I want to test liveliness probe in google cloud clustered kubernetes
environment. How can I bring a pod or container down to test liveliness probes ?
The problem is that replica sets will automatically bring the pods up, if I delete any on those.
The question is (quote) "...How can I bring a pod or container down to test liveliness probes ?". The type of probe isn't specified but I'll assume it is HTTP GET or TCP Socket.
Assuming you have proper access to the node/host on which the pod is running:
Find out on which node the pod is running. This, for example, will return the IP address:
kubectl -n <namespace> get pod <pod-name> -o jsonpath={.status.hostIP}
Log onto the node.
Find the PID of the application process. For example, list all processes (ps aux
) and look for the specific process or grep
by (part of the) name: ps aux | grep -i <name>
. Take the number in the second column. For example, the PID in this ps aux
partial output is 13314:
nobody 13314 0.0 0.6 145856 38644 ? Ssl 13:24 0:00 /bin/prometheus --storage....
While on the node, suspend (pause/stop) the process by executing kill -STOP <PID>
. For example, for the PID from above:
kill -STOP 13314
At this point:
If there is no liveness probe defined, the pod should still be in Running
status and not restarted even though it won't be responding to attempts for connections. To resume the stopped process, execute kill -CONT <PID>
.
A properly configured HTTP GET or TCP Socket liveness probe should fail because connection with the application can't be established.
Notice that this method may also work for "exec.command" probes depending what those commands do.
It is to note, also, that most applications run as PID 1 in a (Docker) container.
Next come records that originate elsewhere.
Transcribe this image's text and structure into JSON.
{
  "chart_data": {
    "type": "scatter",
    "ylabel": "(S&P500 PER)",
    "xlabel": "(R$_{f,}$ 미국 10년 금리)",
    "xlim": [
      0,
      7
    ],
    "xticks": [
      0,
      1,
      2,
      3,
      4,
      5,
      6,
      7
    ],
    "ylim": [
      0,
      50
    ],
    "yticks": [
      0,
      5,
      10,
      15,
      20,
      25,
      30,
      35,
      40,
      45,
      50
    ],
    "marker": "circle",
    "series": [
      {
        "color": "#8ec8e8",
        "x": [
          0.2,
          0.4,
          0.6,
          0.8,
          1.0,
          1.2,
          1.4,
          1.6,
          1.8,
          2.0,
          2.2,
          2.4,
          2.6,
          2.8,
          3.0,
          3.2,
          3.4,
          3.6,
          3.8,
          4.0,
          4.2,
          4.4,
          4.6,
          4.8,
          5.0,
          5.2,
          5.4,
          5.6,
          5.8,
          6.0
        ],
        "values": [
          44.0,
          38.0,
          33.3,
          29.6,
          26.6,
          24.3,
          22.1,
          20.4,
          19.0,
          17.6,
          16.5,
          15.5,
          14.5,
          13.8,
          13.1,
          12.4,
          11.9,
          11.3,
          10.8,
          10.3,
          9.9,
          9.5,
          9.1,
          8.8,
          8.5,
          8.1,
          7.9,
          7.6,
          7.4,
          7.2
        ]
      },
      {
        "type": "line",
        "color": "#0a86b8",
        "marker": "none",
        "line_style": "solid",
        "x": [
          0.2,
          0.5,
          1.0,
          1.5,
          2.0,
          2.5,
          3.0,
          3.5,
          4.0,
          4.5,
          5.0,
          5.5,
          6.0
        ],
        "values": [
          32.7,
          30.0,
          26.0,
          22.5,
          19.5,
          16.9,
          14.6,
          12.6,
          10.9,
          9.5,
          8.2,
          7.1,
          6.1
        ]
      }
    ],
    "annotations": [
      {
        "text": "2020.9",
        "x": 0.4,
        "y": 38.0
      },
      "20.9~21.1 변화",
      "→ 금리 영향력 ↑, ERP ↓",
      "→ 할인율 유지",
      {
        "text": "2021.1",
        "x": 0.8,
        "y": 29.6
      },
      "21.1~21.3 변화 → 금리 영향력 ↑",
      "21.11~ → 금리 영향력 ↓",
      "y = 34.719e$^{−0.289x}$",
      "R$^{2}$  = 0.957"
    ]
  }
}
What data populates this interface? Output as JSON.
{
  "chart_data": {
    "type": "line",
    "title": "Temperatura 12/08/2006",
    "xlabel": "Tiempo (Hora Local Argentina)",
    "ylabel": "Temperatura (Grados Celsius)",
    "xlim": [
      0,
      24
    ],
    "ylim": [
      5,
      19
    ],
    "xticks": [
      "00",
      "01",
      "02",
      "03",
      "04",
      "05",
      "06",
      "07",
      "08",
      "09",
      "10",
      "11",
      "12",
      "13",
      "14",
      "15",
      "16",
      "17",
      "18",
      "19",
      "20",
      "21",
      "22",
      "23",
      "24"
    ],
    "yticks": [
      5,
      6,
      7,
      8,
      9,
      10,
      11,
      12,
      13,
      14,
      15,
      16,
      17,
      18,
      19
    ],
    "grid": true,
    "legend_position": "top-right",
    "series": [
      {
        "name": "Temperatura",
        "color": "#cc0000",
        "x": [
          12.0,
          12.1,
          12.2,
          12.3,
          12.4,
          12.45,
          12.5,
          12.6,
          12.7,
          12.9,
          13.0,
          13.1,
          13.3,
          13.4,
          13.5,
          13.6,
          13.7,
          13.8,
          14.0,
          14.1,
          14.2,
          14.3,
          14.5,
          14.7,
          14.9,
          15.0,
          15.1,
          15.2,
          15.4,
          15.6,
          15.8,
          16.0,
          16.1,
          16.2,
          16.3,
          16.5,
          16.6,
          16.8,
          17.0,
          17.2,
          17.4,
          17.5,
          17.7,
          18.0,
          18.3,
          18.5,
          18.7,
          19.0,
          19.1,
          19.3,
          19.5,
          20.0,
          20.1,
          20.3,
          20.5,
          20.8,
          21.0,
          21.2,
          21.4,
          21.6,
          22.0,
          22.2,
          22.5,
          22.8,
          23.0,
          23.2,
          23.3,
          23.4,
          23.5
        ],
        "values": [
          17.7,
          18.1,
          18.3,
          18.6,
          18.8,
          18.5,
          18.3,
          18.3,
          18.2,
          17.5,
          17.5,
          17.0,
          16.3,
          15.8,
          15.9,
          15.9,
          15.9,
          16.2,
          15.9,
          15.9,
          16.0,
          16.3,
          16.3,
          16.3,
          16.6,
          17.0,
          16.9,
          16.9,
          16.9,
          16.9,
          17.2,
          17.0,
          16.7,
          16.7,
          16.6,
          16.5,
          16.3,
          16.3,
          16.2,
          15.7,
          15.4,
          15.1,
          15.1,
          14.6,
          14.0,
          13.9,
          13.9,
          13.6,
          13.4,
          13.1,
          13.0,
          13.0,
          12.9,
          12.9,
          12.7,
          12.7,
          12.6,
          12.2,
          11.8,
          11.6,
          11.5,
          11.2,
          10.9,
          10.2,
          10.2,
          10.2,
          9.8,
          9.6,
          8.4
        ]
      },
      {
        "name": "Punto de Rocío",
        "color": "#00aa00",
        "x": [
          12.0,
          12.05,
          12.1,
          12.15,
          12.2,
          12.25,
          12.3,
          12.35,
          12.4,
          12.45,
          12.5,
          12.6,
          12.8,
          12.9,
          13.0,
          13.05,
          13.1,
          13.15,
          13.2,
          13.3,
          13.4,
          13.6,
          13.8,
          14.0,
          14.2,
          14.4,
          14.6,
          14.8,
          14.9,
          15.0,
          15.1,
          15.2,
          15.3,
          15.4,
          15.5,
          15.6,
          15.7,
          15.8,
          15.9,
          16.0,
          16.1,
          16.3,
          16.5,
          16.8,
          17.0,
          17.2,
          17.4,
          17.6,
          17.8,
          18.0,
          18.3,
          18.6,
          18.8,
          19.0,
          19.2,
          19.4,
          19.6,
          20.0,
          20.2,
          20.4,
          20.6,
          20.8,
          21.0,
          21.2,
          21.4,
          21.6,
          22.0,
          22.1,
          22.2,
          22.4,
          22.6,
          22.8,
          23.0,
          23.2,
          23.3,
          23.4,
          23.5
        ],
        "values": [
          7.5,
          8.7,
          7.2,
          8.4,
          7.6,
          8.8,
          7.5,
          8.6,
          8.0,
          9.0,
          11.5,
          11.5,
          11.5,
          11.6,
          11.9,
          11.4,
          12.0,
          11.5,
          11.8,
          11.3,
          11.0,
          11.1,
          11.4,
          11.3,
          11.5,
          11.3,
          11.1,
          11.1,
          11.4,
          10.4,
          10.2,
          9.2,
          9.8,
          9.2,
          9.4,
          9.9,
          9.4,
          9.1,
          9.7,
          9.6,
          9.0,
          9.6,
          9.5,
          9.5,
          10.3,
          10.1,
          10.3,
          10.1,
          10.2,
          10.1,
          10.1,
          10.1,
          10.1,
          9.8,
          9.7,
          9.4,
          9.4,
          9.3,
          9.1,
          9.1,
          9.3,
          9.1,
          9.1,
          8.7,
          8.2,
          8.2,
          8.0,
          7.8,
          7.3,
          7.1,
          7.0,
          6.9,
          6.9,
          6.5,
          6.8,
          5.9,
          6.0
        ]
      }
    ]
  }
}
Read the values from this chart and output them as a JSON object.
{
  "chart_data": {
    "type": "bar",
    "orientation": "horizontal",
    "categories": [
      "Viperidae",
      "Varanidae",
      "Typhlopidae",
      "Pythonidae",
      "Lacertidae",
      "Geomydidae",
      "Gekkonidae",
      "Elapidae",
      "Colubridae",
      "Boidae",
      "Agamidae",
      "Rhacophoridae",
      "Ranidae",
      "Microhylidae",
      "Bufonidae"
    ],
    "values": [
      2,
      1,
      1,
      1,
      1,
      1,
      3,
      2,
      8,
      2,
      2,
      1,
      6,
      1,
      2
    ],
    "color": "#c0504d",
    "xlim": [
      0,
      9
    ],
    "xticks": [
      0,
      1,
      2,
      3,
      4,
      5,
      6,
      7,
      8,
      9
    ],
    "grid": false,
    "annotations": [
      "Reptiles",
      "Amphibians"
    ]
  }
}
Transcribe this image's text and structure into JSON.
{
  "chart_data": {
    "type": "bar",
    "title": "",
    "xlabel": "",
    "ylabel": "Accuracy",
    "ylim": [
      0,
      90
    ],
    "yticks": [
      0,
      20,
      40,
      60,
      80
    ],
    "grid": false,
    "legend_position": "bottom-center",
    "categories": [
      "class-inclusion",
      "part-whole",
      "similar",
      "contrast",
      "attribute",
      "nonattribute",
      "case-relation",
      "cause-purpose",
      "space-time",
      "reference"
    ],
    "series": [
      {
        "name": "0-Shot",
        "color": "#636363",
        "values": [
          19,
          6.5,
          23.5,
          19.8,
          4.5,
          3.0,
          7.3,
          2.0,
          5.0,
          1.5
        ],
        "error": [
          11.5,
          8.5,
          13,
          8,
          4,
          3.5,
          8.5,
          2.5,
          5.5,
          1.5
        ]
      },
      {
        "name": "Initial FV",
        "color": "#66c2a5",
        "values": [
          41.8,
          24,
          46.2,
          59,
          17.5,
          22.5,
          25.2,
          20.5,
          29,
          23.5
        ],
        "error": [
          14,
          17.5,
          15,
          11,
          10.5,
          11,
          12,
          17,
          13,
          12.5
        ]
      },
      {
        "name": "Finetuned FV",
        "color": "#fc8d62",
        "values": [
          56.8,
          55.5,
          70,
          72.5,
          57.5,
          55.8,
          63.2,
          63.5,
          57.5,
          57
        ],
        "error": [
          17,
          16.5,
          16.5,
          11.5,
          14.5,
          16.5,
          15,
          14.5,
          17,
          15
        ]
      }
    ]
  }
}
As the Docker docs explain "...A process running as PID 1 inside a container is treated specially by Linux: it ignores any signal with the default action. So, the process will not terminate on SIGINT or SIGTERM unless it is coded to do so". That is probably the reason why the approach won't work from inside the container.
On Kubernetes, pods are mortal, and the number of live pods at any given time is guaranteed by the replicasets (which are wrapped by the deployments). So, to take your pods down, you can scale down your deployment to the number you need, or even to zero, like this:
kubectl scale deployment your-deployment-name --replicas=0
However, if you are trying to test and verify that the kubernetes service resource not sending packets to the non live or non ready pod, here's what you can do: You can create another pod with same labels as your real application pods, such that label selectors in the service would match this new pod as well. Configure the pod to have an invalid liveness/readiness probes, so it will not be considered live/ready. Then, hit your service with requests etc. to verify that it never hits the new pod you created.